The mystery is being unravelled of why the control centres, or nuclei, of certain blood cancer cells have a distinctly odd shape.
These new research findings provide clues on the origins and progression of these cancers, and could suggest ways to diagnose and treat certain leukaemias at an earlier stage.
These squeezed-in-the-middle nuclei, which resemble pince-nez glasses, are called Pelger-Huët anomalies.
They were first observed under a microscope in 1928. Checking for this cellular aberration has long helped clinical labs diagnose leukaemias and myelodysplastic syndrome, a disease of blood-forming cells in the bone marrow.
Although this structural change inside blood cells indicates possible cancer, until a recent study, no one knew what caused it to happen.
In the journal CELL Stem Cell, cancer biologists report the discovery of the genetic mutation behind this cell abnormality.
“The primary diagnosis of many cancers, even in the era of genomic medicine, remains centred on the appearance of cells under a microscope.” said Dr. Sergei Doulatov, an associate professor of medicine in the Division of Haematology at the University of Washington School of Medicine In Seattle and the senior investigator on the recent gene study, a collaborative work among several institutions.
Pap smears, he said, are just one example of cancer screenings that look for irregularly shaped nuclei in a patient’s cells.
One of Doulatov’s own research interest is in malignancies of infection-fighting white blood cells called neutrophils.
He and his team wanted to get to the molecular root of these cancers. They assumed something was lurking in the genome of the more primitive progenitor, or stem cells, which go on to create blood cell lineages.
What determines the fate of these progenitor cells that causes the emergence of cancerous cells, rather than normal neutrophils? While they are still in their multipotent state and able to give rise to any one of a variety of blood cell categories, the progenitor cells for neutrophils, red blood cells or platelets are called myeloid cells.
Myeloid cells themselves can sometimes show abnormal, precancerous changes. The researchers on this recent study were able to cast suspicion on the loss of nuclear lamin B1, encoded on chromosome 5q. It is frequently deleted in cells examined from abnormally growing myeloid tissue. Evidence from this study suggests this loss is at fault in the misshapen nuclei.
Doulatov explained, “Lamins are proteins that line the inside of the nucleus, and are mutated in inherited disorders - famously progeria, the disorder of accelerated ageing.” Lamin protein production is also often dysregulated in cancers.
“We showed that loss of nuclear Lamin B1 induces defects in the nuclear morphology and in human haematopoietic [blood-forming] stem cells associated with malignancy,” the researchers noted.
His group went on to detail that lamin B1 deficiency alters genome organisation. This in turn caused expansion of the blood-forming stem cells, a bias towards their becoming myeloids, genome instability due to defective DNA damage repair and other problems that set the stage for cancer.

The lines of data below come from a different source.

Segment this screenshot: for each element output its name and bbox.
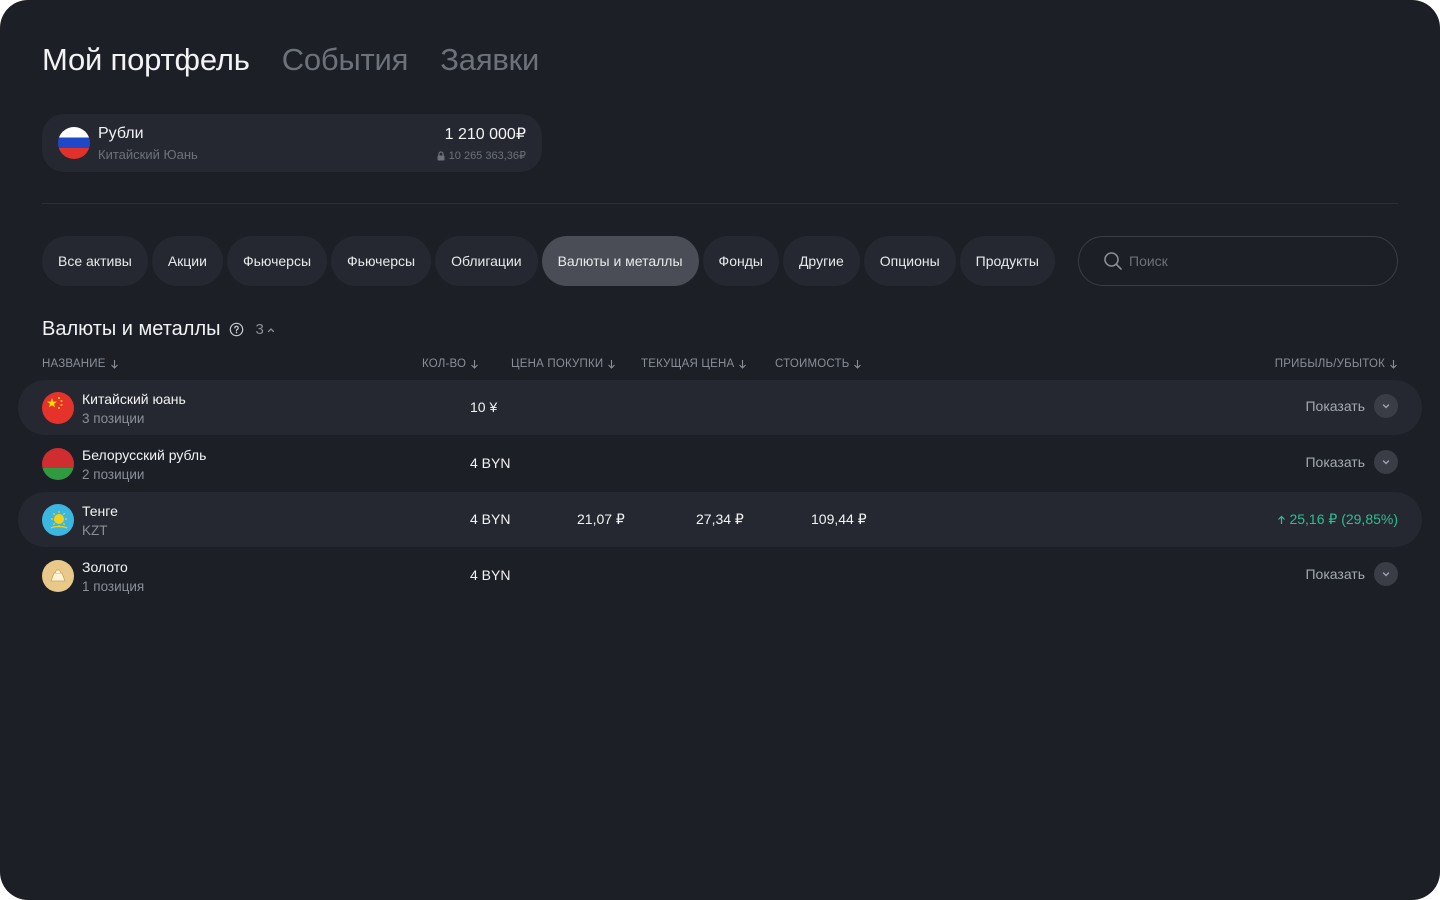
kazakhstan-flag-icon — [42, 504, 74, 536]
chip-bonds[interactable]: Облигации — [435, 236, 538, 286]
asset-qty: 4 BYN — [470, 511, 511, 527]
asset-pnl: 25,16 ₽ (29,85%) — [1277, 511, 1398, 528]
account-blocked-amount: 10 265 363,36₽ — [436, 149, 526, 162]
table-row[interactable]: Тенге KZT 4 BYN 21,07 ₽ 27,34 ₽ 109,44 ₽… — [18, 492, 1422, 547]
account-amount: 1 210 000₽ — [444, 126, 526, 143]
section-title: Валюты и металлы — [42, 318, 221, 340]
column-header-current-price[interactable]: ТЕКУЩАЯ ЦЕНА — [641, 358, 747, 370]
asset-qty: 10 ¥ — [470, 399, 498, 415]
table-row[interactable]: Золото 1 позиция 4 BYN Показать — [18, 548, 1422, 603]
arrow-up-icon — [1278, 515, 1286, 524]
gold-icon — [42, 560, 74, 592]
account-subtitle: Китайский Юань — [98, 146, 198, 162]
chip-options[interactable]: Опционы — [863, 236, 956, 286]
asset-positions: 2 позиции — [82, 467, 145, 482]
top-tabs: Мой портфель События Заявки — [42, 42, 539, 78]
belarus-flag-icon — [42, 448, 74, 480]
asset-positions: 1 позиция — [82, 579, 145, 594]
column-header-buy-price[interactable]: ЦЕНА ПОКУПКИ — [511, 358, 616, 370]
sort-down-icon — [1390, 360, 1397, 369]
chip-funds[interactable]: Фонды — [702, 236, 779, 286]
column-header-name[interactable]: НАЗВАНИЕ — [42, 358, 119, 370]
sort-down-icon — [110, 360, 118, 369]
section-count: 3 — [255, 321, 264, 338]
asset-qty: 4 BYN — [470, 455, 511, 471]
table-row[interactable]: Белорусский рубль 2 позиции 4 BYN Показа… — [18, 436, 1422, 491]
asset-positions: 3 позиции — [82, 411, 145, 426]
asset-filter-chips: Все активы Акции Фьючерсы Фьючерсы Облиг… — [42, 236, 1055, 286]
chevron-up-icon — [267, 327, 274, 332]
asset-name: Золото — [82, 559, 128, 575]
column-header-pnl[interactable]: ПРИБЫЛЬ/УБЫТОК — [1275, 358, 1398, 370]
chip-other[interactable]: Другие — [782, 236, 860, 286]
chip-all-assets[interactable]: Все активы — [42, 236, 148, 286]
search-input[interactable] — [1129, 253, 1369, 269]
show-button[interactable]: Показать — [1305, 394, 1398, 418]
search-icon — [1104, 252, 1122, 270]
column-header-qty[interactable]: КОЛ-ВО — [422, 358, 479, 370]
section-count-toggle[interactable]: 3 — [256, 321, 275, 338]
chip-stocks[interactable]: Акции — [151, 236, 223, 286]
chip-products[interactable]: Продукты — [959, 236, 1055, 286]
asset-current-price: 27,34 ₽ — [696, 511, 744, 527]
chevron-down-icon — [1374, 450, 1398, 474]
column-header-value[interactable]: СТОИМОСТЬ — [775, 358, 862, 370]
asset-name: Белорусский рубль — [82, 447, 207, 463]
show-button[interactable]: Показать — [1305, 562, 1398, 586]
show-button[interactable]: Показать — [1305, 450, 1398, 474]
account-selector[interactable]: Рубли Китайский Юань 1 210 000₽ 10 265 3… — [42, 114, 542, 172]
sort-down-icon — [471, 360, 479, 369]
tab-events[interactable]: События — [282, 42, 409, 78]
blocked-amount-value: 10 265 363,36₽ — [448, 150, 526, 162]
chip-futures[interactable]: Фьючерсы — [226, 236, 328, 286]
tab-orders[interactable]: Заявки — [440, 42, 539, 78]
search-box[interactable] — [1078, 236, 1398, 286]
asset-name: Китайский юань — [82, 391, 186, 407]
portfolio-window: Мой портфель События Заявки Рубли Китайс… — [0, 0, 1440, 900]
asset-buy-price: 21,07 ₽ — [577, 511, 625, 527]
chip-currencies-metals[interactable]: Валюты и металлы — [541, 236, 699, 286]
table-row[interactable]: Китайский юань 3 позиции 10 ¥ Показать — [18, 380, 1422, 435]
sort-down-icon — [608, 360, 616, 369]
chevron-down-icon — [1374, 562, 1398, 586]
sort-down-icon — [854, 360, 862, 369]
section-header: Валюты и металлы 3 — [42, 318, 275, 341]
chip-futures-2[interactable]: Фьючерсы — [331, 236, 432, 286]
account-title: Рубли — [98, 124, 144, 142]
asset-name: Тенге — [82, 503, 118, 519]
chevron-down-icon — [1374, 394, 1398, 418]
asset-qty: 4 BYN — [470, 567, 511, 583]
lock-icon — [437, 150, 445, 160]
divider — [42, 203, 1398, 204]
help-icon[interactable] — [229, 322, 244, 337]
asset-ticker: KZT — [82, 523, 108, 538]
tab-portfolio[interactable]: Мой портфель — [42, 42, 250, 78]
asset-value: 109,44 ₽ — [811, 511, 867, 527]
china-flag-icon — [42, 392, 74, 424]
russia-flag-icon — [58, 127, 90, 159]
sort-down-icon — [739, 360, 747, 369]
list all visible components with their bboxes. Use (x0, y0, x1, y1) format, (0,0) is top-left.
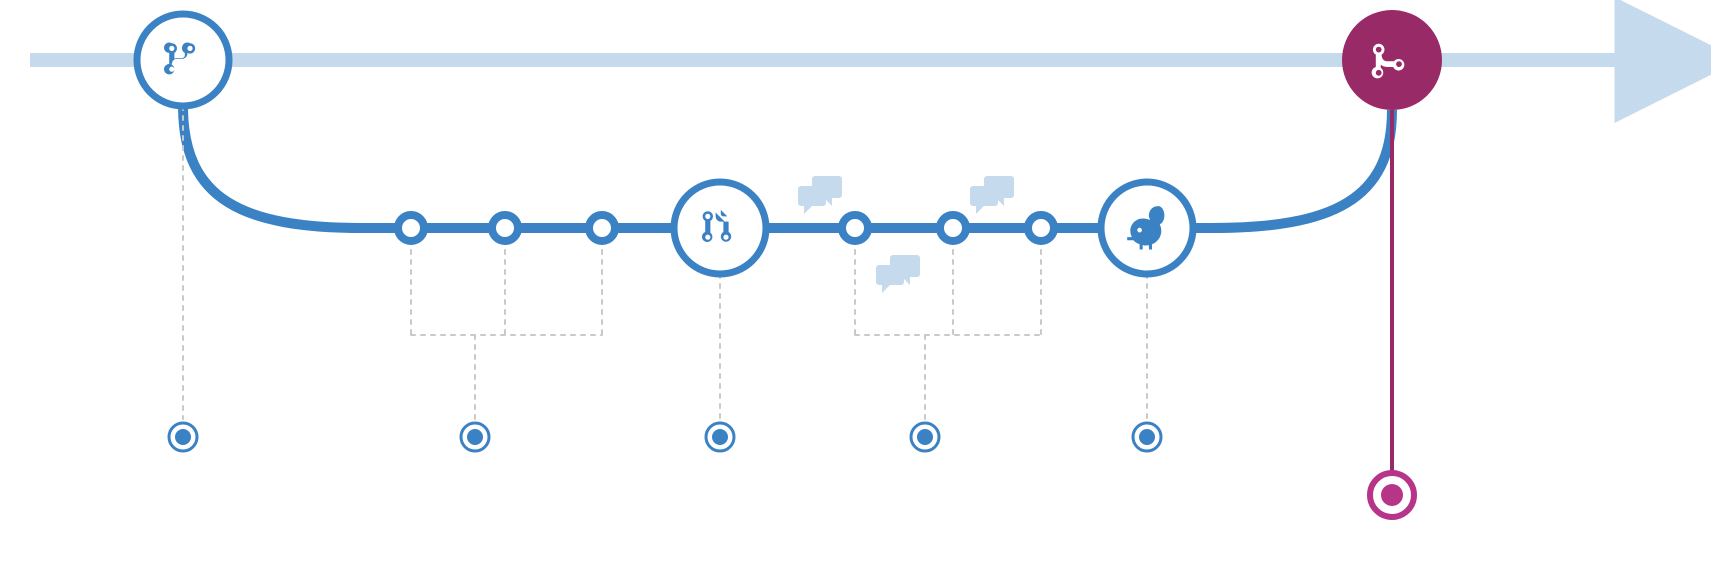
commit-dot (1028, 215, 1054, 241)
step-indicator (911, 423, 939, 451)
commit-dot (398, 215, 424, 241)
comment-icon (798, 176, 842, 214)
branch-node (137, 14, 229, 106)
commit-dot (589, 215, 615, 241)
comment-icon (876, 255, 920, 293)
commit-dot (940, 215, 966, 241)
commit-dot (842, 215, 868, 241)
step-indicator (1133, 423, 1161, 451)
commit-dot (492, 215, 518, 241)
branch-curve (183, 106, 1392, 228)
comment-icon (970, 176, 1014, 214)
merge-step-indicator (1370, 473, 1414, 517)
pr-node (674, 182, 766, 274)
merge-node (1342, 10, 1442, 110)
step-indicator (169, 423, 197, 451)
step-indicator (461, 423, 489, 451)
step-indicator (706, 423, 734, 451)
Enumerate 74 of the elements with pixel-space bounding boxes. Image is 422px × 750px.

They also showed that the abnormal nuclei in the cells of myeloid pre-cancerous growths in patients were associated with deletions in chromosome 5q that spanned the lamin1 B1 region.
Lamin B1 loss was both necessary and sufficient to cause the Pelger-Huët anomalies, according to the researchers. The scientists were also able to link this abnormal nuclear shape with progenitor and blood-forming stem cell fate determination through the organisation of the genome.
The study also implicates nuclear lamin B1 as a master regulator of cell fate specification in blood-forming stem cells, of genome integrity and nuclear morphology, according to the researchers.
In summing up the recent discovery, Doulatov said, “We show that lamin B1 deletion causes changes in stem cell function, nuclear shape, and leukaemia progression. Our research discovers lamin mutations in cancer and demonstrates that these mutations are responsible for the oddly shaped nuclei that have puzzled and helped pathologists recognise cancers over the past century.”
The latest genomic findings and their consequences for aberrant transformations in blood-forming cells may be important in the future of leukaemia care.
The presence of these changes, the researchers said, may be an early cancer biomarker, whose detection could permit for earlier diagnosis and treatment of leukaemias.